年明け以降の新型コロナウイルスの感染拡大と感染抑制に向けた都市封鎖措置などを受けて、1~3月の実質国内総生産(GDP)成長率は前年比6.8%減と四半期ベースで初のマイナス成長となるなど、中国経済は深刻な景気減速に直面した。しかし、その後の感染収束を受けた経済活動の正常化に加え、政府は5月末に開催した全国人民代表大会(全人代)において、財政および金融政策を総動員して景気下支えを図る姿勢を示した。結果、4~6月はプラス成長に回帰し、新型コロナの影響を克服したもようである。他方、足元の景気回復には死角もある可能性に注意する必要がある。(第一生命経済研究所 西浜徹)
サービス業も改善
新型コロナの感染拡大と感染抑制に向けた都市封鎖措置を受けて、中国経済には過去に類をみない下押し圧力が掛かり、今年1~3月の実質GDP成長率は四半期ベースで初のマイナス成長となった。2000年代以降の世界経済にとって文字通りの牽引(けんいん)役となってきた中国の景気減速は、世界経済の足かせとなるとともに不透明要因となることが懸念された。

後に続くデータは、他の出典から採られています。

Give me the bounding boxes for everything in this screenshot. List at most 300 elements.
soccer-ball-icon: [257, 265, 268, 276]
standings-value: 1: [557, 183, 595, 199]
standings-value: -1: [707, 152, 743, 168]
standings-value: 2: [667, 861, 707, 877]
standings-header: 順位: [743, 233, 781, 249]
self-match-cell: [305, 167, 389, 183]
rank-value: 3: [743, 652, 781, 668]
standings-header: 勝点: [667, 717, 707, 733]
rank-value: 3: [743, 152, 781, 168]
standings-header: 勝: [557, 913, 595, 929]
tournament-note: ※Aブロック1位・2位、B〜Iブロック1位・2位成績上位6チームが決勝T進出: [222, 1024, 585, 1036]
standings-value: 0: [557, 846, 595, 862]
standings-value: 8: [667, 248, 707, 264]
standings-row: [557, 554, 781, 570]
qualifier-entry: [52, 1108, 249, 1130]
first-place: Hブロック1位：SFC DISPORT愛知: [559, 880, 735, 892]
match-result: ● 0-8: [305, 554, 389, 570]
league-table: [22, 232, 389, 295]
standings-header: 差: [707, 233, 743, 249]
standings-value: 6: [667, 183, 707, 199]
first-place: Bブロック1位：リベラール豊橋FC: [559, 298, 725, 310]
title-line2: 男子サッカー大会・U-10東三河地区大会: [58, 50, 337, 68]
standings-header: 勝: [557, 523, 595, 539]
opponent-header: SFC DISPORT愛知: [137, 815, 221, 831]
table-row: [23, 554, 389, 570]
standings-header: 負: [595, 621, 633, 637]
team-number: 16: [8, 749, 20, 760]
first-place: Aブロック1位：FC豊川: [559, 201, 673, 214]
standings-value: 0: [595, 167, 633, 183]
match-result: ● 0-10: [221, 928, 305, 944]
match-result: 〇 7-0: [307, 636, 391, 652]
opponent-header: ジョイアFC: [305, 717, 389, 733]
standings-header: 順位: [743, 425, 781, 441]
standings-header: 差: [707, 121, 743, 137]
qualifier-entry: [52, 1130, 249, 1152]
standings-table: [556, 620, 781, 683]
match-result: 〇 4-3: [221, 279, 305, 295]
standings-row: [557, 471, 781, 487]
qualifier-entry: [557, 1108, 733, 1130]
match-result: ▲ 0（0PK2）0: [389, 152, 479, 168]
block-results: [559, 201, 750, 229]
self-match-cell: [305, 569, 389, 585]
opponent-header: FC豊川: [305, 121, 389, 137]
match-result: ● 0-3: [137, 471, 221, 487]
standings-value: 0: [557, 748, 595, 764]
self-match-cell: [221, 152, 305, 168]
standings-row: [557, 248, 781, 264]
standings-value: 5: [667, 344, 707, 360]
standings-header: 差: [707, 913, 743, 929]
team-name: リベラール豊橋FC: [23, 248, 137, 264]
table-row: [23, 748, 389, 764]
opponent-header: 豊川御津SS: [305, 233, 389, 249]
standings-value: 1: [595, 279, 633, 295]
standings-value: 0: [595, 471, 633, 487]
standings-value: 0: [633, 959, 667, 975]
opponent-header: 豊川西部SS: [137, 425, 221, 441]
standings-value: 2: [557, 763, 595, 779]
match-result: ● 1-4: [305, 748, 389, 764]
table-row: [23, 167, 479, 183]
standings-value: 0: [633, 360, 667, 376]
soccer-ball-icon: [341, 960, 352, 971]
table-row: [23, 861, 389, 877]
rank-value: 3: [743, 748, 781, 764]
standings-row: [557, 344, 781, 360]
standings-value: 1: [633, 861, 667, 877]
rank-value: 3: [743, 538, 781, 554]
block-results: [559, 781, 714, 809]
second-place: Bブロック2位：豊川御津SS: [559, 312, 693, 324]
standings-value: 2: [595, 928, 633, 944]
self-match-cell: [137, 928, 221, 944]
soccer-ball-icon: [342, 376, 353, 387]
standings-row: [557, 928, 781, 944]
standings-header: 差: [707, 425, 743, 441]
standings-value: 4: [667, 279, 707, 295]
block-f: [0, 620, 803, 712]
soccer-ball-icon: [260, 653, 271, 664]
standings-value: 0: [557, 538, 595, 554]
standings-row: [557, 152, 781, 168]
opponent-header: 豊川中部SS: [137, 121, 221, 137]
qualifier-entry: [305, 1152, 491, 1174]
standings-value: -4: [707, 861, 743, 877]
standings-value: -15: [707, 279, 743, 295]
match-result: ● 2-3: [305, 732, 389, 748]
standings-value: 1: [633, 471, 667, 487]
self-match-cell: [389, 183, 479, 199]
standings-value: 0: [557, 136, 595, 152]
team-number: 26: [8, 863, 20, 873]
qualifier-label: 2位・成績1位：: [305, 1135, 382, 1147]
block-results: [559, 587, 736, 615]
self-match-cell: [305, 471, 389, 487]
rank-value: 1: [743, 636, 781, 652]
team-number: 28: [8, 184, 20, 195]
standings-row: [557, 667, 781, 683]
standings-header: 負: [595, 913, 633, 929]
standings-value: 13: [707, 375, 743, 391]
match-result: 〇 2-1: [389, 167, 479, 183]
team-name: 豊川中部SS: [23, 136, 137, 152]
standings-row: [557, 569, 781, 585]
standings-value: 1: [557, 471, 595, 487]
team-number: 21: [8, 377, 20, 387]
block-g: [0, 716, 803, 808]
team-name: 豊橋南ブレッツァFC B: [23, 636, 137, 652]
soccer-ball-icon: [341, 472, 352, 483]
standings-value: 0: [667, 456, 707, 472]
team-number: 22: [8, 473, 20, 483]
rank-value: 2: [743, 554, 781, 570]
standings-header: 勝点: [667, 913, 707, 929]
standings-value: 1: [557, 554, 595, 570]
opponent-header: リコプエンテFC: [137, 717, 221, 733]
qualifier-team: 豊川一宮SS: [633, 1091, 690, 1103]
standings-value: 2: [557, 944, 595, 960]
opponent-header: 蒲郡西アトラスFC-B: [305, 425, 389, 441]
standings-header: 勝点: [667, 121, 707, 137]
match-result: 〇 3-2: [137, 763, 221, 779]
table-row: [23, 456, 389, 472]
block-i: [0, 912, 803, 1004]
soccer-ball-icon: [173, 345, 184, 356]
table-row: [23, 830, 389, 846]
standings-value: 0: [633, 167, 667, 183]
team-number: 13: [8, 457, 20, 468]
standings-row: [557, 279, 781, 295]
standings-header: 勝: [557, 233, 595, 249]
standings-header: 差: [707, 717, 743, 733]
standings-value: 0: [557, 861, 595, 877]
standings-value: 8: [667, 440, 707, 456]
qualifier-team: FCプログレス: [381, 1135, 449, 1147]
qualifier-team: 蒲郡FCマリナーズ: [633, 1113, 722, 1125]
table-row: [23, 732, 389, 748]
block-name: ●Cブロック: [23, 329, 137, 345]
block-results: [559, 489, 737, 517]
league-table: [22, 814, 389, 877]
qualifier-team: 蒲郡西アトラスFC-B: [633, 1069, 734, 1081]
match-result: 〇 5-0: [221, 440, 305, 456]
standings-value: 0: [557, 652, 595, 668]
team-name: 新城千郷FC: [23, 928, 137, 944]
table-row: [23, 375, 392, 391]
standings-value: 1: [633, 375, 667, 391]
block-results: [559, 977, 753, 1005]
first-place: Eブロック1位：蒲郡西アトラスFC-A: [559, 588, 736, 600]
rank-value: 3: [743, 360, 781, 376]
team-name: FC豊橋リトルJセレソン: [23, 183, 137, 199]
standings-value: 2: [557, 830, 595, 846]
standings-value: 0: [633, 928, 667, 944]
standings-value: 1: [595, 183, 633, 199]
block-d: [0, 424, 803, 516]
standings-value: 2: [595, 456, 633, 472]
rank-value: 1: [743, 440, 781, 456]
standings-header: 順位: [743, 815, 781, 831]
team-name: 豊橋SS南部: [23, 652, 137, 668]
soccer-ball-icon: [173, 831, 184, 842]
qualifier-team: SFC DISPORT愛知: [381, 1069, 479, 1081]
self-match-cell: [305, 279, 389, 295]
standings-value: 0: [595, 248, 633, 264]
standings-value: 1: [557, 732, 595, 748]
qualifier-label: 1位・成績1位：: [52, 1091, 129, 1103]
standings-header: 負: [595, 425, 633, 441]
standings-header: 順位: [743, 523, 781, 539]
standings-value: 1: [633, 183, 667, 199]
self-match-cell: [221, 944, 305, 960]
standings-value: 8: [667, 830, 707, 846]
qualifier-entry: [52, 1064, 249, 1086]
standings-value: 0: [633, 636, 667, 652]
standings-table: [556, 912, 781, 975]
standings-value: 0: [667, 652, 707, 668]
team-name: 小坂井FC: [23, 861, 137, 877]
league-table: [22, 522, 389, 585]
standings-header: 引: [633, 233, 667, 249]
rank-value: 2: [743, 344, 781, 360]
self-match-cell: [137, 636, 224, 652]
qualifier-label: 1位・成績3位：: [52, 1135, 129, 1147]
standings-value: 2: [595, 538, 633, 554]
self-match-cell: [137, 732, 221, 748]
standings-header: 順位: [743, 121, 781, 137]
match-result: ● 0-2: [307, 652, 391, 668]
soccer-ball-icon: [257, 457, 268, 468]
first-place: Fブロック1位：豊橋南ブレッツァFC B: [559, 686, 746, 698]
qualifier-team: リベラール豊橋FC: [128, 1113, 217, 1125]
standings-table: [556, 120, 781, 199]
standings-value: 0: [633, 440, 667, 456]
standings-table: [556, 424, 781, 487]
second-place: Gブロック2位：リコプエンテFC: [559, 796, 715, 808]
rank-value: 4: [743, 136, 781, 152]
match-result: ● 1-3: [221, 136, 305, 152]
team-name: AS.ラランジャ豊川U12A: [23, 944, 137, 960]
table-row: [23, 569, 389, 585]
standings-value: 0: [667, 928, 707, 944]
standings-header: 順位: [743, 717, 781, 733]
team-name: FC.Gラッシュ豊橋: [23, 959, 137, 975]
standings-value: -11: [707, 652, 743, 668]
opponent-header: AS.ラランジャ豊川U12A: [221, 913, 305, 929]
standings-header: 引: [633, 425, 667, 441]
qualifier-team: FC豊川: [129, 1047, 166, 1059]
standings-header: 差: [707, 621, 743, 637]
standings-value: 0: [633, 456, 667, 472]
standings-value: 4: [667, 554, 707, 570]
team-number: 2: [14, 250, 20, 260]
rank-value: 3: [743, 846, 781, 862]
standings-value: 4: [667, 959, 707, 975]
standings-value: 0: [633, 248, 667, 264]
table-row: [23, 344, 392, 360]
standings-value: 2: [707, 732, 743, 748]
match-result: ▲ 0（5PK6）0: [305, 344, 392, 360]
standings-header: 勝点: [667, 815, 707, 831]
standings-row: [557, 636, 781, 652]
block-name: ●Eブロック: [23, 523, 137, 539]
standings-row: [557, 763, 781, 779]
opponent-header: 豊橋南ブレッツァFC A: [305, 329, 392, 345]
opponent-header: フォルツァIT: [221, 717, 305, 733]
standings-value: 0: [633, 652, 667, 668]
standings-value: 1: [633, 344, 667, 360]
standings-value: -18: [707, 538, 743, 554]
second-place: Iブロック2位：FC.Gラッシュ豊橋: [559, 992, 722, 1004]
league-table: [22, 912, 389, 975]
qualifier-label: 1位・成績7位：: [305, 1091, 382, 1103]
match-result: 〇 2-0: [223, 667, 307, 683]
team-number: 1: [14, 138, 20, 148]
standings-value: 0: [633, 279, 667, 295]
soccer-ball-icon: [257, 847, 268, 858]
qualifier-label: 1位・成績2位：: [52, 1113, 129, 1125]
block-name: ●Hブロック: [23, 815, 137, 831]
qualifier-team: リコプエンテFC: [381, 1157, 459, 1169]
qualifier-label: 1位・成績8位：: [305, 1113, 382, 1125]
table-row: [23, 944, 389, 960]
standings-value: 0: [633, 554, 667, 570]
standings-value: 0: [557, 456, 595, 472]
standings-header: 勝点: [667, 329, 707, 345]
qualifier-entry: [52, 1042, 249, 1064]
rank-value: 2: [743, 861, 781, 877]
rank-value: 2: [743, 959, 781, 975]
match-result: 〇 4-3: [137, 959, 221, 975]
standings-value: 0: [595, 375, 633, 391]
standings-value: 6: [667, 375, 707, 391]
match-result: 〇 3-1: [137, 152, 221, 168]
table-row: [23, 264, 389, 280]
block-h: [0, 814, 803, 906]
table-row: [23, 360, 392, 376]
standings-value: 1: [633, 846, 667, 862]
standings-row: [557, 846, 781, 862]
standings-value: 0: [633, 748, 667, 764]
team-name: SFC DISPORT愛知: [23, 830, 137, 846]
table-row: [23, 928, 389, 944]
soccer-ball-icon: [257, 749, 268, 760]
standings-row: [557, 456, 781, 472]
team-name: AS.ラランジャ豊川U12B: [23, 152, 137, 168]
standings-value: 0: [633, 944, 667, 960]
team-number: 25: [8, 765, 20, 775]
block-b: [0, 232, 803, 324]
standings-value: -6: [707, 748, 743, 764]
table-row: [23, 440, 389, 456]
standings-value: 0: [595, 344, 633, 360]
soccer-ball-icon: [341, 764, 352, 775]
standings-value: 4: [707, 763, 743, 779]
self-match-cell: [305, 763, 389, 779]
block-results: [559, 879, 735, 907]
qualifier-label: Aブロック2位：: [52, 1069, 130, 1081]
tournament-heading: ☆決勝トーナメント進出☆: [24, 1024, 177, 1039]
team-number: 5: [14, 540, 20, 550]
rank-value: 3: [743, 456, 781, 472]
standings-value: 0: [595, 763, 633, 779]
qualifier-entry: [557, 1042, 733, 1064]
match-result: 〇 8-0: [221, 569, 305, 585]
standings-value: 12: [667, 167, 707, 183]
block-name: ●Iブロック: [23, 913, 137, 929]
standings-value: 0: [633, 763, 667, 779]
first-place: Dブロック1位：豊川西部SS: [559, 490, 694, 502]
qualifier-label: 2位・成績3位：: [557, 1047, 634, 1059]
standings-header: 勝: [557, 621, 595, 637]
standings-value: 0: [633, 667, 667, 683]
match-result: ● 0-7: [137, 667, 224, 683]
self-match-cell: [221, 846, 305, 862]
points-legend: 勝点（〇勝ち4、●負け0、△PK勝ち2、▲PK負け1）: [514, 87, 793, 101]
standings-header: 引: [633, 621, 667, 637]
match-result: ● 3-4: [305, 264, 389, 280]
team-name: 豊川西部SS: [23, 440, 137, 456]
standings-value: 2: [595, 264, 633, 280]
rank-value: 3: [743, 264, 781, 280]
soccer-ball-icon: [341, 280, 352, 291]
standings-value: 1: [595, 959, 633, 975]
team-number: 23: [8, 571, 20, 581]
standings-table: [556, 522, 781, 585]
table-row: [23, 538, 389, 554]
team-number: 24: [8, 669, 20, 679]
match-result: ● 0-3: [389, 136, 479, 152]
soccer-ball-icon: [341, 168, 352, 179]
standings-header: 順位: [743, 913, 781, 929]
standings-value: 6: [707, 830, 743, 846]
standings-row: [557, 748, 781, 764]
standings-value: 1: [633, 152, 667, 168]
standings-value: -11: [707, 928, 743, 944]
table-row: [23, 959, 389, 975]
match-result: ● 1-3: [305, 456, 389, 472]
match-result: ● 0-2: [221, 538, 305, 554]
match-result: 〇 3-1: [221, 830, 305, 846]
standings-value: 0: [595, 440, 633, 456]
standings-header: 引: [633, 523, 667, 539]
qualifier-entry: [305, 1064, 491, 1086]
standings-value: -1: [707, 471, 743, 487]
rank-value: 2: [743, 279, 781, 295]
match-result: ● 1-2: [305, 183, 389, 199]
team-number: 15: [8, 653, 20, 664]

しかし、4月初めには当初の感染拡大の中心地となった湖北省武漢市の都市封鎖措置が解除されたほか、5月末に開催された全人代では財政、金融政策を総動員して景気下支えを図る方針が示された。さらに、その後は欧米など主要国での感染拡大一服を受けた経済活動の再開により、輸出が押し上げられる動きも顕在化した。結果、4~6月の実質GDP成長率は2四半期ぶりのプラス成長となったほか、新型コロナの影響が顕在化する直前の昨年10~12月を上回る水準となるなど、影響を克服したもようである。
さらに、その後もインフラ関連をはじめとする公共投資の拡充に伴う投資拡大の動きを追い風に、製造業のみならずサービス業も企業マインドが改善しており、景気の底入れが進んでいる様子がうかがえる。また、減税や補助金などの消費喚起策を受けて、自動車販売台数は久々に前年を上回る伸びとなるなど、家計消費の底入れを示唆する動きもみられる。
株式は底堅い動き
しかし、家計消費全体の動向を示す小売売上高は7月現在においても前年を下回る伸びで推移しており、6月はいわゆる「6・18セール」の影響で押し上げ圧力が掛かっていたにもかかわらず、投資に比べて力強さに乏しい状況が続いている。こうした背景には、企業マインドの改善にもかかわらず雇用調整圧力がくすぶっており、家計部門の財布のひもが緩みにくい状況にあることも影響しているとみられる。
なお、過去の景気回復局面においては、不動産市場への資金流入を背景とする不動産投資の活発化が押し上げ圧力となる動きがみられたものの、政府は不動産市場のバブル化を警戒して全人代においても不動産投機をいさめる姿勢が示されていた。しかし、景気下支えに向けて中国人民銀行(中央銀行)が金融緩和にかじを切ったことに伴い、中国金融市場においても「カネ余り」とも呼べる環境が醸成された結果、余剰資金の一部は株式や不動産など資産市場への流入の動きを強めている。